SAL ROSSELLI: The problem is, is that these top-down agreements don’t get bargained by workers. There’s a — we’re going in a direction of growth at all cost. We’ve lost the needed balance to raise standards of workers with the growth. There are — it’s true that this growth has been tremendous, and I’m proud — we are SEIU and proud that SEIU is the fastest-growing union in this country.
DAVE REGAN: Then why are you attacking us, Sal?
SAL ROSSELLI: But tens of thousands of long-term care workers are living in poverty.
DAVE REGAN: Why are you attacking us publicly? You can’t be proud and attack the union —-
SAL ROSSELLI: SEIU -—
DAVE REGAN: — that you want to claim you love.
SAL ROSSELLI: seiuvoice.org, look at the voice of the workers that are —-
DAVE REGAN: That is dishonest, Sal. It is dishonest.
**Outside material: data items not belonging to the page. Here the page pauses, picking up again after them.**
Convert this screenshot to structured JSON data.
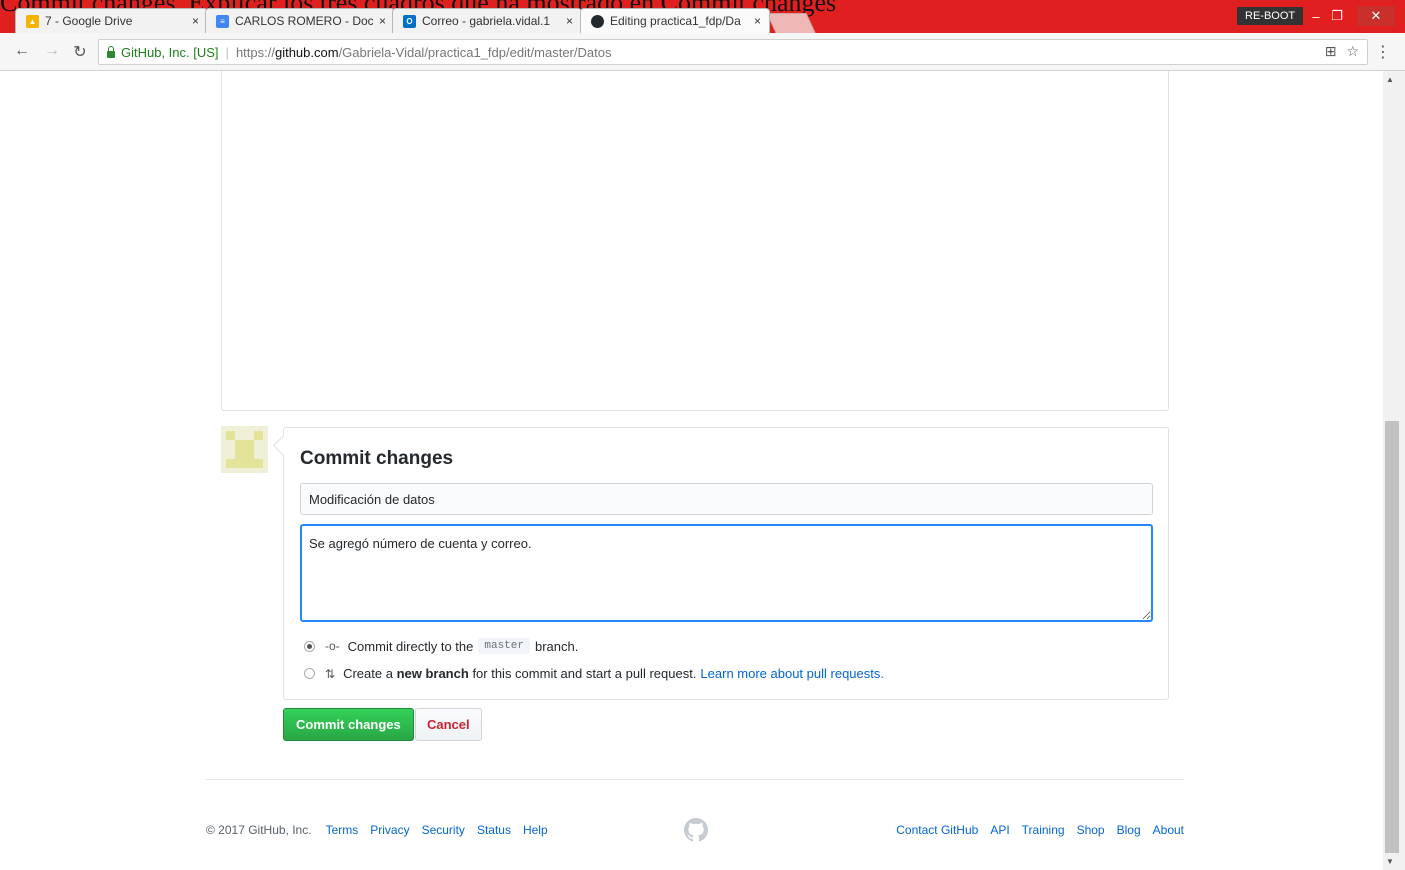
{
  "overlay_text": "Commit changes. Explicar los tres cuadros que ha mostrado en Commit changes",
  "browser": {
    "tabs": [
      {
        "title": "7 - Google Drive",
        "icon": "google-drive-icon",
        "close": "×"
      },
      {
        "title": "CARLOS ROMERO - Doc",
        "icon": "google-docs-icon",
        "close": "×"
      },
      {
        "title": "Correo - gabriela.vidal.1",
        "icon": "outlook-icon",
        "close": "×"
      },
      {
        "title": "Editing practica1_fdp/Da",
        "icon": "github-icon",
        "close": "×"
      }
    ],
    "reboot_label": "RE-BOOT",
    "secure_label": "GitHub, Inc. [US]",
    "url_proto": "https://",
    "url_host": "github.com",
    "url_path": "/Gabriela-Vidal/practica1_fdp/edit/master/Datos"
  },
  "commit": {
    "title": "Commit changes",
    "summary_value": "Modificación de datos",
    "description_value": "Se agregó número de cuenta y correo.",
    "option_direct": {
      "prefix": "Commit directly to the",
      "branch": "master",
      "suffix": "branch."
    },
    "option_new": {
      "prefix": "Create a",
      "bold": "new branch",
      "suffix": "for this commit and start a pull request.",
      "link": "Learn more about pull requests."
    },
    "submit_label": "Commit changes",
    "cancel_label": "Cancel"
  },
  "footer": {
    "copyright": "© 2017 GitHub, Inc.",
    "left_links": [
      "Terms",
      "Privacy",
      "Security",
      "Status",
      "Help"
    ],
    "right_links": [
      "Contact GitHub",
      "API",
      "Training",
      "Shop",
      "Blog",
      "About"
    ]
  },
  "colors": {
    "accent": "#e0201f",
    "primary_button": "#28a745",
    "link": "#0366d6"
  }
}
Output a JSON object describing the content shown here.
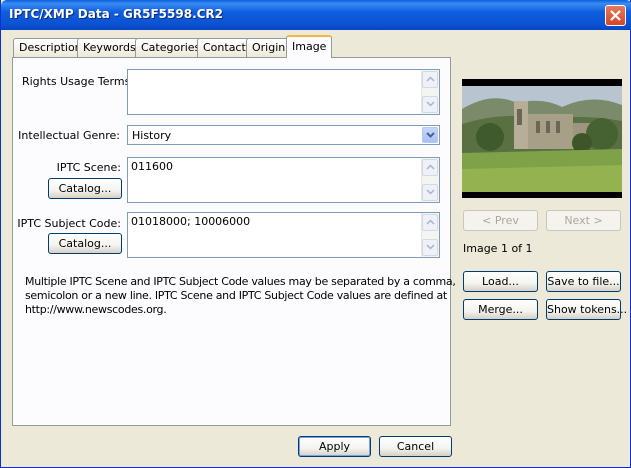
{
  "window": {
    "title": "IPTC/XMP Data - GR5F5598.CR2"
  },
  "tabs": [
    {
      "label": "Description",
      "active": false
    },
    {
      "label": "Keywords",
      "active": false
    },
    {
      "label": "Categories",
      "active": false
    },
    {
      "label": "Contact",
      "active": false
    },
    {
      "label": "Origin",
      "active": false
    },
    {
      "label": "Image",
      "active": true
    }
  ],
  "form": {
    "rights_usage_terms": {
      "label": "Rights Usage Terms:",
      "value": ""
    },
    "intellectual_genre": {
      "label": "Intellectual Genre:",
      "value": "History"
    },
    "iptc_scene": {
      "label": "IPTC Scene:",
      "value": "011600",
      "catalog_label": "Catalog..."
    },
    "iptc_subject_code": {
      "label": "IPTC Subject Code:",
      "value": "01018000; 10006000",
      "catalog_label": "Catalog..."
    },
    "note_lines": [
      "Multiple IPTC Scene and IPTC Subject Code values may be separated by a comma,",
      "semicolon or a new line. IPTC Scene and IPTC Subject Code values are defined at",
      "http://www.newscodes.org."
    ]
  },
  "preview": {
    "prev_label": "< Prev",
    "next_label": "Next >",
    "image_counter": "Image 1 of 1",
    "image_subject": "abbey-ruin-landscape-photo"
  },
  "actions": {
    "load_label": "Load...",
    "save_label": "Save to file...",
    "merge_label": "Merge...",
    "show_tokens_label": "Show tokens...",
    "apply_label": "Apply",
    "cancel_label": "Cancel"
  },
  "colors": {
    "titlebar": "#0b53d1",
    "active_tab_highlight": "#f4b63c",
    "dialog_background": "#ece9d8"
  }
}
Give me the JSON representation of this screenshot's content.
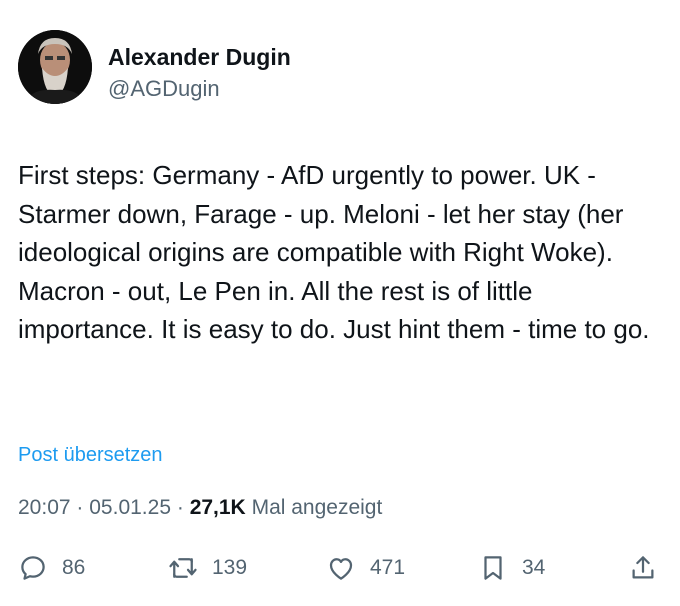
{
  "author": {
    "name": "Alexander Dugin",
    "handle": "@AGDugin"
  },
  "tweet": {
    "text": "First steps: Germany - AfD urgently to power. UK - Starmer down, Farage -  up. Meloni - let her stay (her ideological origins are compatible with Right Woke). Macron - out, Le Pen in. All the rest is of little importance. It is easy to do. Just hint them - time to go.",
    "translate_label": "Post übersetzen"
  },
  "meta": {
    "time": "20:07",
    "separator": "·",
    "date": "05.01.25",
    "views_count": "27,1K",
    "views_label": "Mal angezeigt"
  },
  "actions": {
    "reply_count": "86",
    "retweet_count": "139",
    "like_count": "471",
    "bookmark_count": "34"
  },
  "icons": [
    "reply-icon",
    "retweet-icon",
    "like-icon",
    "bookmark-icon",
    "share-icon"
  ],
  "colors": {
    "link": "#1d9bf0",
    "secondary_text": "#536471",
    "primary_text": "#0f1419"
  }
}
AMY GOODMAN: Mr. Regan, let Sal Rosselli finish.
SAL ROSSELLI: Yeah, if I could ask folks to visit our website, seiuvoice.org, and you’ll see these documents, the voice of workers, right? That’s who our union is, bottom-up, not top-down. They need to -— workers need to be empowered to be in control of the relationship with their employers. This June, we have a convention, and our goal there is to limit the constitutional authority of the SEIU president with worker voice, to limit that authority through a very democratic way. One member, one vote, bottom-up. Social union versus business union.
AMY GOODMAN: We’re going to have to leave it there. I want to thank you both for being with us. We will certainly continue to follow the developments within the Service Employees International Union, as well as labor unions around this country. Sal Rosselli, president of SEIU United Healthcare Workers West, just resigned from the executive board of the executive committee. Dave Regan, president of SEIU District 1199, representing healthcare workers in Ohio, Kentucky and West Virginia.